Con la sentenza n. 2720 del 13.10.2023, il Tribunale di Bari afferma che, nell’ipotesi in cui la retribuzione prevista dal CCNL applicato al rapporto non rispetti la proporzionalità e la sufficienza di cui all’art. 36 Cost., il giusto salario minimo deve essere determinato giudizialmente (sullo stesso tema si veda: Cassazione: il giudice può fissare il salario minimo costituzionale).
Il fatto affrontato
Il lavoratore - deducendo di percepire una retribuzione oraria pari ad € 5,37 e, dunque, non rispettosa dei parametri di cui all’art. 36 Cost. - ricorre giudizialmente al fine di chiedere la condanna della società datrice alle differenze derivanti dall’applicazione del CCNL di un settore similare.
La sentenza
Il Giudice afferma, preliminarmente, che la proporzionalità e la sufficienza della retribuzione a cui fa riferimento l’art. 36 Cost. sono concetti autonomi e ben distinti dalla volontà delle parti sociali che si esprime nella contrattazione collettiva.
Secondo il Giudicante, invero, non può escludersi a priori che il trattamento retributivo determinato dalla contrattazione collettiva, pur dotata di ogni crisma di rappresentatività, possa risultare in concreto lesivo del principio di proporzionalità alla quantità e qualità del lavoro di cui deve costituire il corrispettivo e/o di sufficienza ad assicurare al dipendente ed alla sua famiglia un'esistenza libera e dignitosa.

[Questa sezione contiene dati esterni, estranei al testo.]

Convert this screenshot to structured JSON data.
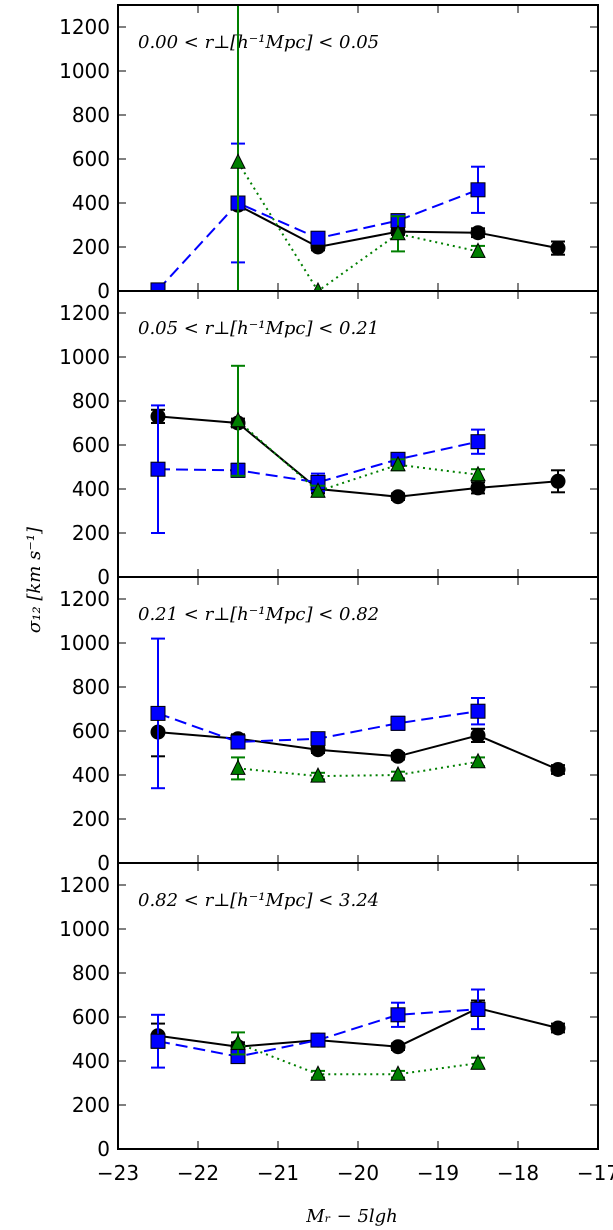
{
  "chart_data": [
    {
      "type": "line",
      "title": "0.00 < r⊥[h⁻¹Mpc] < 0.05",
      "xlim": [
        -23,
        -17
      ],
      "ylim": [
        0,
        1300
      ],
      "series": [
        {
          "color": "#000000",
          "marker": "circle",
          "line": "solid",
          "x": [
            -21.5,
            -20.5,
            -19.5,
            -18.5,
            -17.5
          ],
          "y": [
            390,
            200,
            270,
            265,
            195
          ],
          "err": [
            20,
            15,
            15,
            20,
            30
          ]
        },
        {
          "color": "#0000ff",
          "marker": "square",
          "line": "dashed",
          "x": [
            -22.5,
            -21.5,
            -20.5,
            -19.5,
            -18.5
          ],
          "y": [
            5,
            400,
            240,
            320,
            460
          ],
          "err": [
            0,
            270,
            0,
            0,
            105
          ]
        },
        {
          "color": "#007f00",
          "marker": "triangle",
          "line": "dotted",
          "x": [
            -21.5,
            -20.5,
            -19.5,
            -18.5
          ],
          "y": [
            585,
            0,
            260,
            180
          ],
          "err": [
            900,
            0,
            80,
            25
          ]
        }
      ]
    },
    {
      "type": "line",
      "title": "0.05 < r⊥[h⁻¹Mpc] < 0.21",
      "xlim": [
        -23,
        -17
      ],
      "ylim": [
        0,
        1300
      ],
      "series": [
        {
          "color": "#000000",
          "marker": "circle",
          "line": "solid",
          "x": [
            -22.5,
            -21.5,
            -20.5,
            -19.5,
            -18.5,
            -17.5
          ],
          "y": [
            730,
            700,
            400,
            365,
            405,
            435
          ],
          "err": [
            30,
            20,
            20,
            15,
            25,
            50
          ]
        },
        {
          "color": "#0000ff",
          "marker": "square",
          "line": "dashed",
          "x": [
            -22.5,
            -21.5,
            -20.5,
            -19.5,
            -18.5
          ],
          "y": [
            490,
            485,
            430,
            535,
            615
          ],
          "err": [
            290,
            30,
            40,
            25,
            55
          ]
        },
        {
          "color": "#007f00",
          "marker": "triangle",
          "line": "dotted",
          "x": [
            -21.5,
            -20.5,
            -19.5,
            -18.5
          ],
          "y": [
            710,
            390,
            510,
            465
          ],
          "err": [
            250,
            25,
            25,
            25
          ]
        }
      ]
    },
    {
      "type": "line",
      "title": "0.21 < r⊥[h⁻¹Mpc] < 0.82",
      "xlim": [
        -23,
        -17
      ],
      "ylim": [
        0,
        1300
      ],
      "series": [
        {
          "color": "#000000",
          "marker": "circle",
          "line": "solid",
          "x": [
            -22.5,
            -21.5,
            -20.5,
            -19.5,
            -18.5,
            -17.5
          ],
          "y": [
            595,
            565,
            515,
            485,
            580,
            425
          ],
          "err": [
            110,
            20,
            15,
            15,
            30,
            20
          ]
        },
        {
          "color": "#0000ff",
          "marker": "square",
          "line": "dashed",
          "x": [
            -22.5,
            -21.5,
            -20.5,
            -19.5,
            -18.5
          ],
          "y": [
            680,
            550,
            565,
            635,
            690
          ],
          "err": [
            340,
            20,
            15,
            30,
            60
          ]
        },
        {
          "color": "#007f00",
          "marker": "triangle",
          "line": "dotted",
          "x": [
            -21.5,
            -20.5,
            -19.5,
            -18.5
          ],
          "y": [
            430,
            395,
            400,
            460
          ],
          "err": [
            50,
            15,
            15,
            20
          ]
        }
      ]
    },
    {
      "type": "line",
      "title": "0.82 < r⊥[h⁻¹Mpc] < 3.24",
      "xlim": [
        -23,
        -17
      ],
      "ylim": [
        0,
        1300
      ],
      "series": [
        {
          "color": "#000000",
          "marker": "circle",
          "line": "solid",
          "x": [
            -22.5,
            -21.5,
            -20.5,
            -19.5,
            -18.5,
            -17.5
          ],
          "y": [
            515,
            465,
            495,
            465,
            640,
            550
          ],
          "err": [
            55,
            20,
            15,
            15,
            35,
            20
          ]
        },
        {
          "color": "#0000ff",
          "marker": "square",
          "line": "dashed",
          "x": [
            -22.5,
            -21.5,
            -20.5,
            -19.5,
            -18.5
          ],
          "y": [
            490,
            420,
            495,
            610,
            635
          ],
          "err": [
            120,
            20,
            20,
            55,
            90
          ]
        },
        {
          "color": "#007f00",
          "marker": "triangle",
          "line": "dotted",
          "x": [
            -21.5,
            -20.5,
            -19.5,
            -18.5
          ],
          "y": [
            480,
            340,
            340,
            390
          ],
          "err": [
            50,
            15,
            15,
            25
          ]
        }
      ]
    }
  ],
  "axes": {
    "ylabel": "σ₁₂ [km s⁻¹]",
    "xlabel": "Mᵣ − 5lgh",
    "xticks": [
      "−23",
      "−22",
      "−21",
      "−20",
      "−19",
      "−18",
      "−17"
    ],
    "xtick_values": [
      -23,
      -22,
      -21,
      -20,
      -19,
      -18,
      -17
    ],
    "yticks": [
      "0",
      "200",
      "400",
      "600",
      "800",
      "1000",
      "1200"
    ],
    "ytick_values": [
      0,
      200,
      400,
      600,
      800,
      1000,
      1200
    ]
  }
}
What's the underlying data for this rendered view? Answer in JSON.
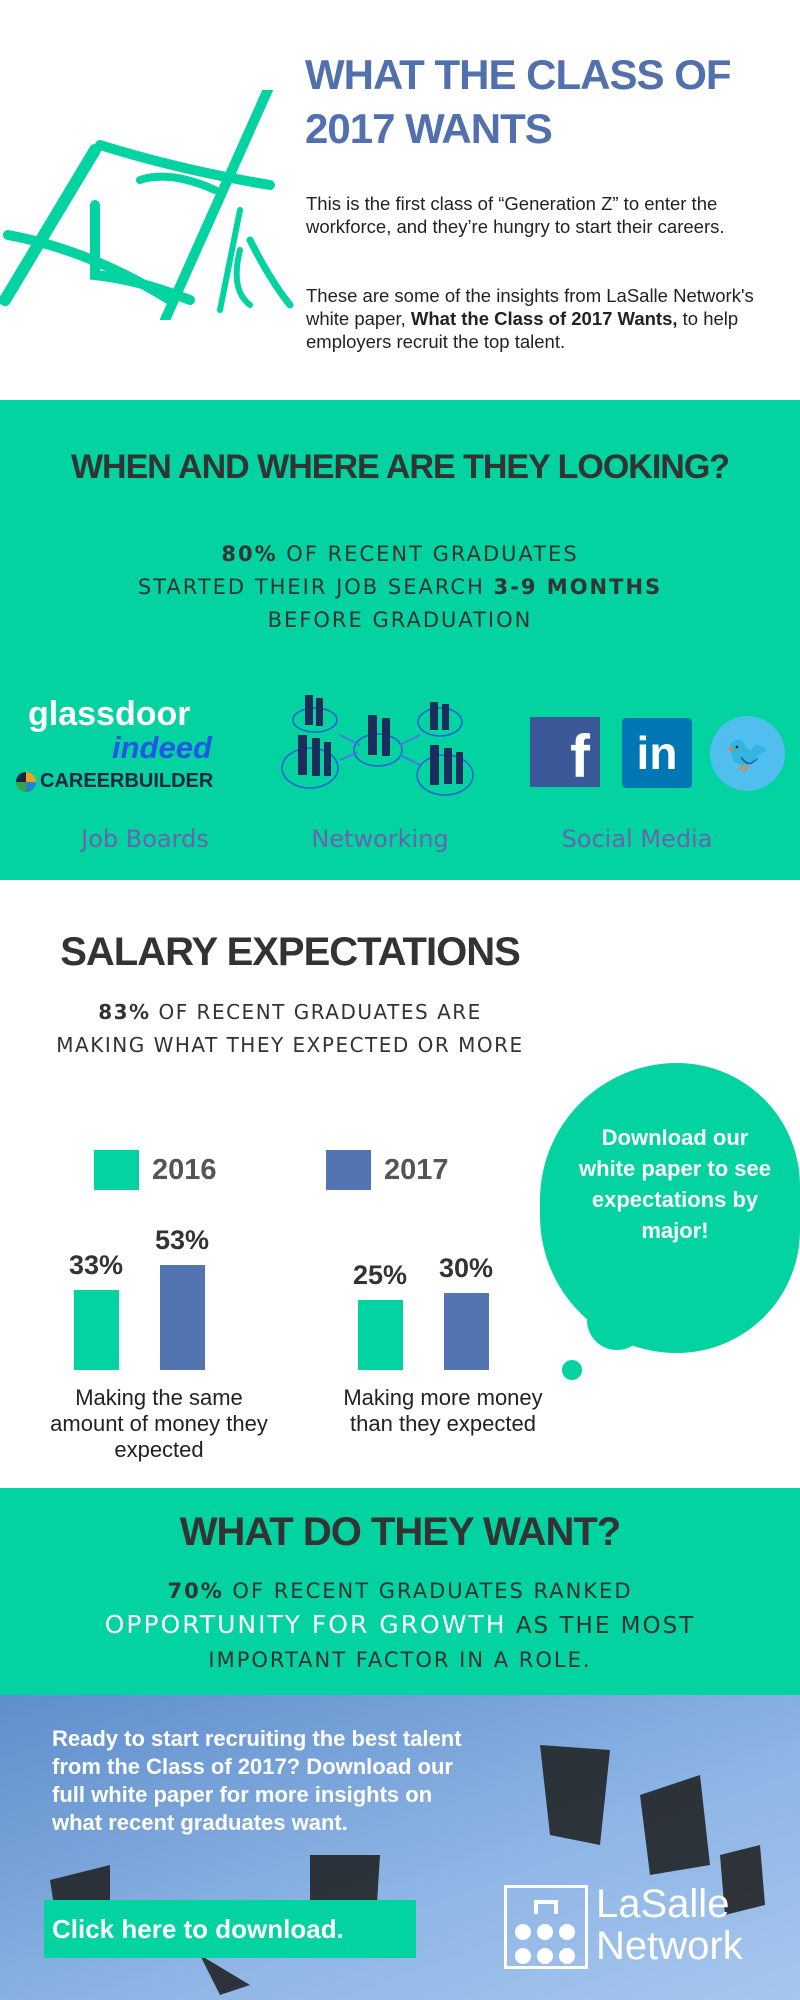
{
  "header": {
    "title_line1": "WHAT THE CLASS OF",
    "title_line2": "2017 WANTS",
    "intro": "This is the first class of “Generation Z” to enter the workforce, and they’re hungry to start their careers.",
    "insight_pre": "These are some of the insights from LaSalle Network's white paper, ",
    "insight_bold": "What the Class of 2017 Wants,",
    "insight_post": " to help employers recruit the top talent."
  },
  "looking": {
    "heading": "WHEN AND WHERE ARE THEY LOOKING?",
    "stat_pct": "80%",
    "stat_l1": " OF RECENT GRADUATES",
    "stat_l2a": "STARTED THEIR JOB SEARCH ",
    "stat_l2b": "3-9 MONTHS",
    "stat_l3": "BEFORE GRADUATION",
    "logos": [
      "glassdoor",
      "indeed",
      "CAREERBUILDER"
    ],
    "channels": [
      "Job Boards",
      "Networking",
      "Social Media"
    ]
  },
  "salary": {
    "heading": "SALARY EXPECTATIONS",
    "stat_pct": "83%",
    "stat_l1": " OF RECENT GRADUATES ARE",
    "stat_l2": "MAKING WHAT THEY EXPECTED OR MORE",
    "bubble": "Download our white paper to see expectations by major!"
  },
  "chart_data": {
    "type": "bar",
    "categories": [
      "Making the same amount of money they expected",
      "Making more money than they expected"
    ],
    "series": [
      {
        "name": "2016",
        "color": "#02d3a1",
        "values": [
          33,
          25
        ]
      },
      {
        "name": "2017",
        "color": "#5274b0",
        "values": [
          53,
          30
        ]
      }
    ],
    "unit": "%"
  },
  "want": {
    "heading": "WHAT DO THEY WANT?",
    "stat_pct": "70%",
    "stat_l1": " OF RECENT GRADUATES RANKED",
    "stat_hl": "OPPORTUNITY FOR GROWTH",
    "stat_l2": " AS THE MOST",
    "stat_l3": "IMPORTANT FACTOR IN A ROLE."
  },
  "cta": {
    "text": "Ready to start recruiting the best talent from the Class of 2017? Download our full white paper for more insights on what recent graduates want.",
    "button": "Click here to download.",
    "logo_l1": "LaSalle",
    "logo_l2": "Network"
  }
}
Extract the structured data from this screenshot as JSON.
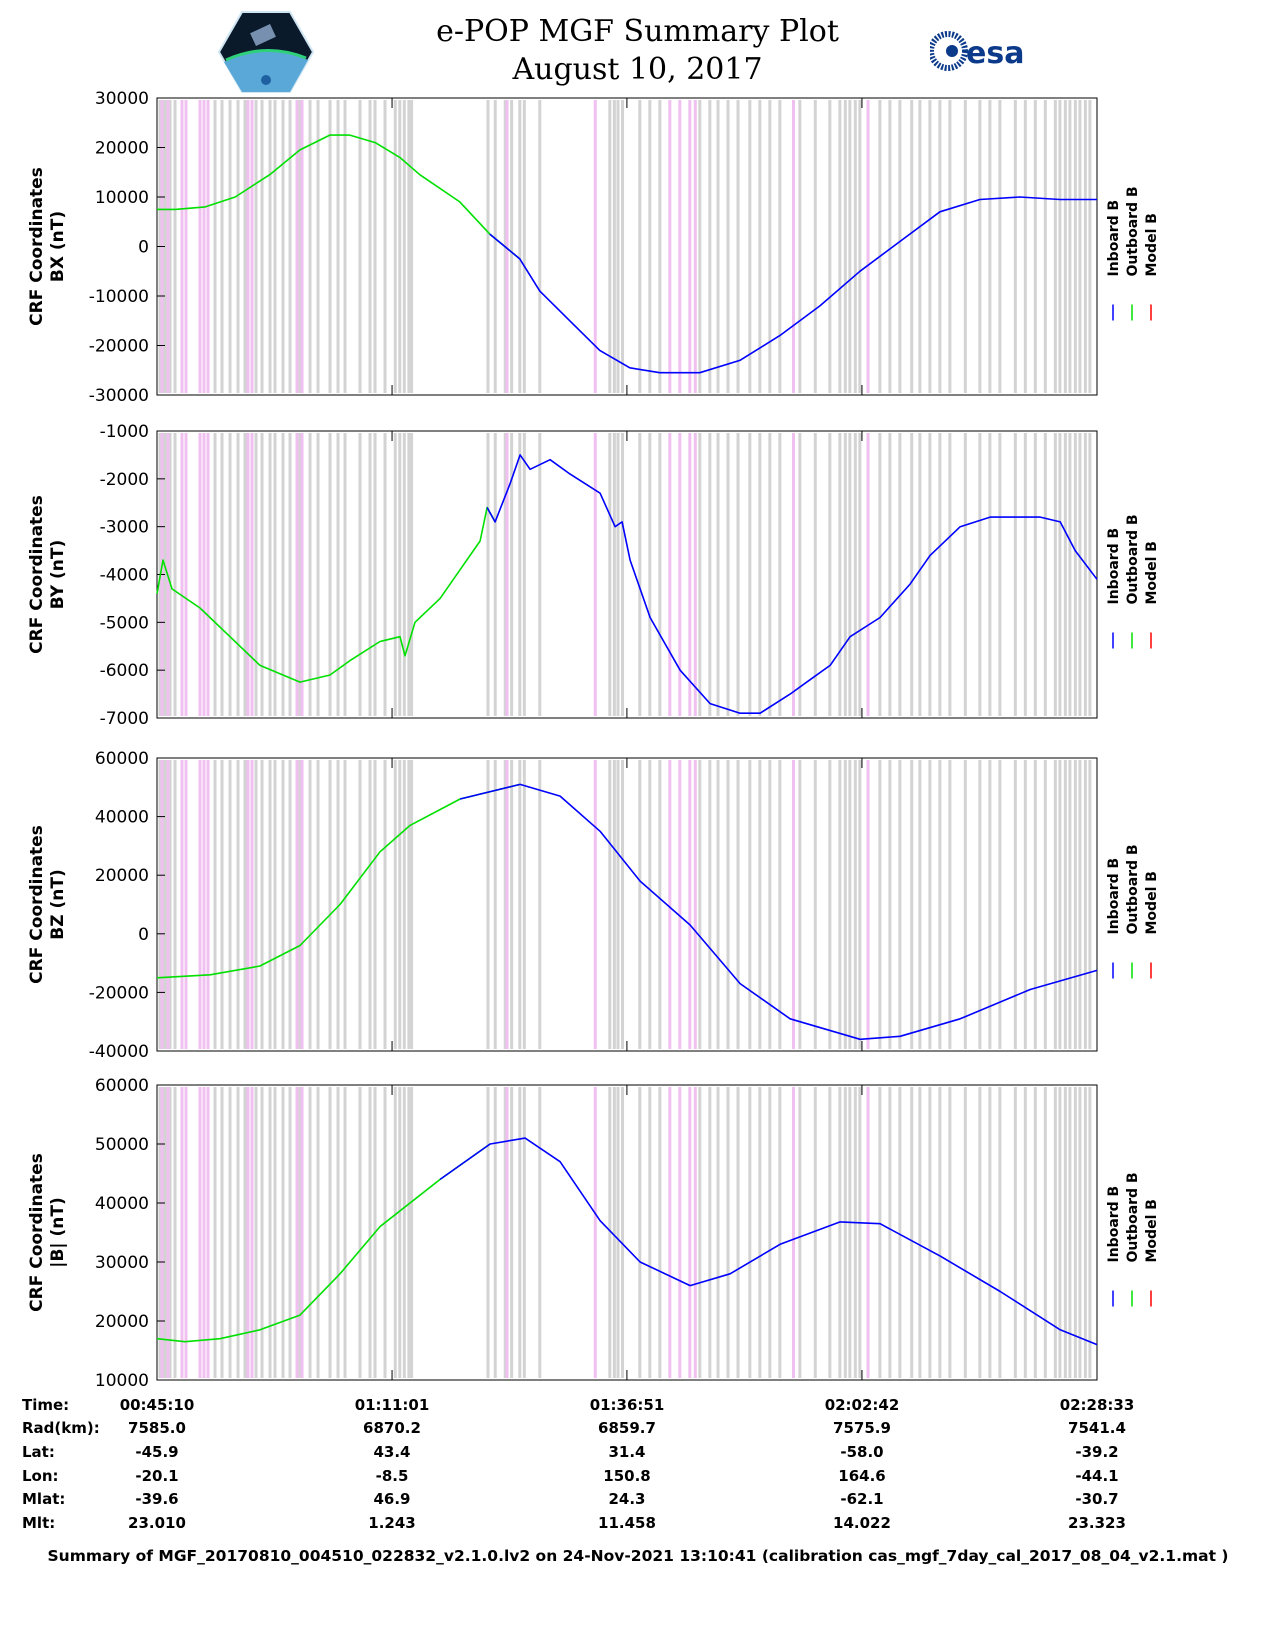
{
  "header": {
    "title": "e-POP MGF Summary Plot",
    "date": "August 10, 2017",
    "logo_left": "CASSIOPE",
    "logo_right": "esa"
  },
  "colors": {
    "inboard": "#0000ff",
    "outboard": "#00e000",
    "model": "#ff0000",
    "stripe_gray": "#d3d3d3",
    "stripe_pink": "#f0c0f0"
  },
  "chart_data": {
    "type": "line",
    "x_unit": "minutes since 00:45:10",
    "xlim": [
      0,
      103.38
    ],
    "xticks": [
      0,
      25.85,
      51.68,
      77.53,
      103.38
    ],
    "legend": [
      "Inboard B",
      "Outboard B",
      "Model B"
    ],
    "legend_placement": "right",
    "stripes": {
      "gray": [
        0.33,
        0.88,
        1.43,
        1.98,
        6.38,
        7.15,
        8.03,
        8.91,
        9.68,
        10.89,
        11.55,
        12.43,
        12.98,
        13.86,
        14.63,
        15.73,
        16.83,
        17.71,
        19.03,
        19.91,
        20.68,
        22.33,
        23.43,
        23.98,
        25.08,
        26.2,
        26.7,
        27.2,
        27.7,
        28.0,
        36.4,
        37.2,
        38.3,
        39.0,
        39.9,
        40.4,
        42.1,
        49.8,
        50.3,
        50.7,
        51.2,
        53.1,
        54.2,
        55.3,
        59.7,
        60.8,
        61.7,
        62.8,
        63.9,
        65.2,
        66.3,
        67.4,
        68.5,
        70.7,
        72.4,
        74.0,
        75.1,
        75.7,
        76.2,
        76.8,
        77.3,
        79.5,
        80.6,
        81.7,
        83.0,
        83.9,
        85.0,
        86.1,
        87.2,
        88.9,
        90.5,
        91.6,
        92.7,
        94.4,
        95.5,
        96.6,
        97.7,
        98.8,
        99.3,
        99.9,
        100.4,
        101.0,
        101.5,
        102.1,
        102.6
      ],
      "pink": [
        0.55,
        1.21,
        2.75,
        3.19,
        4.73,
        5.17,
        5.61,
        10.01,
        10.45,
        15.4,
        15.95,
        38.5,
        48.2,
        56.4,
        57.5,
        58.6,
        59.2,
        70.0,
        78.2
      ]
    },
    "panels": [
      {
        "ylabel1": "CRF Coordinates",
        "ylabel2": "BX (nT)",
        "ylim": [
          -30000,
          30000
        ],
        "yticks": [
          30000,
          20000,
          10000,
          0,
          -10000,
          -20000,
          -30000
        ],
        "outboard_until": 37.9,
        "x": [
          0,
          2.0,
          5.3,
          8.6,
          12.4,
          15.7,
          19.0,
          21.2,
          24.0,
          26.7,
          28.9,
          33.3,
          36.6,
          39.9,
          42.1,
          45.4,
          48.7,
          52.0,
          55.3,
          59.7,
          64.1,
          68.5,
          72.9,
          77.3,
          81.7,
          86.1,
          90.5,
          94.9,
          99.3,
          103.38
        ],
        "y": [
          7500,
          7500,
          8000,
          10000,
          14500,
          19500,
          22500,
          22500,
          21000,
          18000,
          14500,
          9000,
          2500,
          -2500,
          -9000,
          -15000,
          -21000,
          -24500,
          -25500,
          -25500,
          -23000,
          -18000,
          -12000,
          -5000,
          1000,
          7000,
          9500,
          10000,
          9500,
          9500
        ]
      },
      {
        "ylabel1": "CRF Coordinates",
        "ylabel2": "BY (nT)",
        "ylim": [
          -7000,
          -1000
        ],
        "yticks": [
          -1000,
          -2000,
          -3000,
          -4000,
          -5000,
          -6000,
          -7000
        ],
        "outboard_until": 36.8,
        "x": [
          0,
          0.66,
          1.65,
          4.73,
          8.03,
          11.33,
          15.73,
          19.03,
          21.23,
          24.53,
          26.73,
          27.28,
          28.38,
          31.13,
          33.33,
          35.53,
          36.3,
          37.18,
          38.83,
          39.93,
          41.03,
          43.23,
          45.43,
          48.73,
          50.38,
          51.15,
          52.03,
          54.23,
          57.53,
          60.83,
          64.13,
          66.33,
          69.63,
          71.83,
          74.03,
          76.23,
          79.53,
          82.83,
          85.03,
          88.33,
          91.63,
          97.13,
          99.33,
          100.98,
          103.38
        ],
        "y": [
          -4400,
          -3700,
          -4300,
          -4700,
          -5300,
          -5900,
          -6250,
          -6100,
          -5800,
          -5400,
          -5300,
          -5700,
          -5000,
          -4500,
          -3900,
          -3300,
          -2600,
          -2900,
          -2100,
          -1500,
          -1800,
          -1600,
          -1900,
          -2300,
          -3000,
          -2900,
          -3700,
          -4900,
          -6000,
          -6700,
          -6900,
          -6900,
          -6500,
          -6200,
          -5900,
          -5300,
          -4900,
          -4200,
          -3600,
          -3000,
          -2800,
          -2800,
          -2900,
          -3500,
          -4100
        ]
      },
      {
        "ylabel1": "CRF Coordinates",
        "ylabel2": "BZ (nT)",
        "ylim": [
          -40000,
          60000
        ],
        "yticks": [
          60000,
          40000,
          20000,
          0,
          -20000,
          -40000
        ],
        "outboard_until": 33.8,
        "x": [
          0,
          5.83,
          11.33,
          15.73,
          20.13,
          24.53,
          27.83,
          33.33,
          39.93,
          44.33,
          48.73,
          53.13,
          58.63,
          64.13,
          69.63,
          77.33,
          81.73,
          88.33,
          96.03,
          103.38
        ],
        "y": [
          -15000,
          -14000,
          -11000,
          -4000,
          10000,
          28000,
          37000,
          46000,
          51000,
          47000,
          35000,
          18000,
          3000,
          -17000,
          -29000,
          -36000,
          -35000,
          -29000,
          -19000,
          -12500
        ]
      },
      {
        "ylabel1": "CRF Coordinates",
        "ylabel2": "|B| (nT)",
        "ylim": [
          10000,
          60000
        ],
        "yticks": [
          60000,
          50000,
          40000,
          30000,
          20000,
          10000
        ],
        "outboard_until": 31.2,
        "x": [
          0,
          3.08,
          6.93,
          11.33,
          15.73,
          20.13,
          24.53,
          31.13,
          36.63,
          40.48,
          44.33,
          48.73,
          53.13,
          58.63,
          63.03,
          68.53,
          75.13,
          79.53,
          86.13,
          92.73,
          99.33,
          103.38
        ],
        "y": [
          17000,
          16500,
          17000,
          18500,
          21000,
          28000,
          36000,
          44000,
          50000,
          51000,
          47000,
          37000,
          30000,
          26000,
          28000,
          33000,
          36800,
          36500,
          31000,
          25000,
          18500,
          16000
        ]
      }
    ]
  },
  "table": {
    "row_labels": [
      "Time:",
      "Rad(km):",
      "Lat:",
      "Lon:",
      "Mlat:",
      "Mlt:"
    ],
    "columns": [
      [
        "00:45:10",
        "7585.0",
        "-45.9",
        "-20.1",
        "-39.6",
        "23.010"
      ],
      [
        "01:11:01",
        "6870.2",
        "43.4",
        "-8.5",
        "46.9",
        "1.243"
      ],
      [
        "01:36:51",
        "6859.7",
        "31.4",
        "150.8",
        "24.3",
        "11.458"
      ],
      [
        "02:02:42",
        "7575.9",
        "-58.0",
        "164.6",
        "-62.1",
        "14.022"
      ],
      [
        "02:28:33",
        "7541.4",
        "-39.2",
        "-44.1",
        "-30.7",
        "23.323"
      ]
    ]
  },
  "footer": "Summary of MGF_20170810_004510_022832_v2.1.0.lv2 on 24-Nov-2021 13:10:41 (calibration cas_mgf_7day_cal_2017_08_04_v2.1.mat )"
}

Per la sentenza, quindi, spetta al giudice operare detto controllo e - in caso di riscontrata violazione dei precetti costituzionali - determinare il giusto salario minimo, servendosi a fini parametrici del trattamento retributivo stabilito in altri contratti collettivi di settori affini e per mansioni analoghe.
Su tali presupposti, il Tribunale di Bari accoglie il ricorso del lavoratore, dichiarando il diritto dello stesso a vedersi riconosciuta la retribuzione prevista dal CCNL di un settore affine, in quanto rispettosa dell’art. 36 Cost.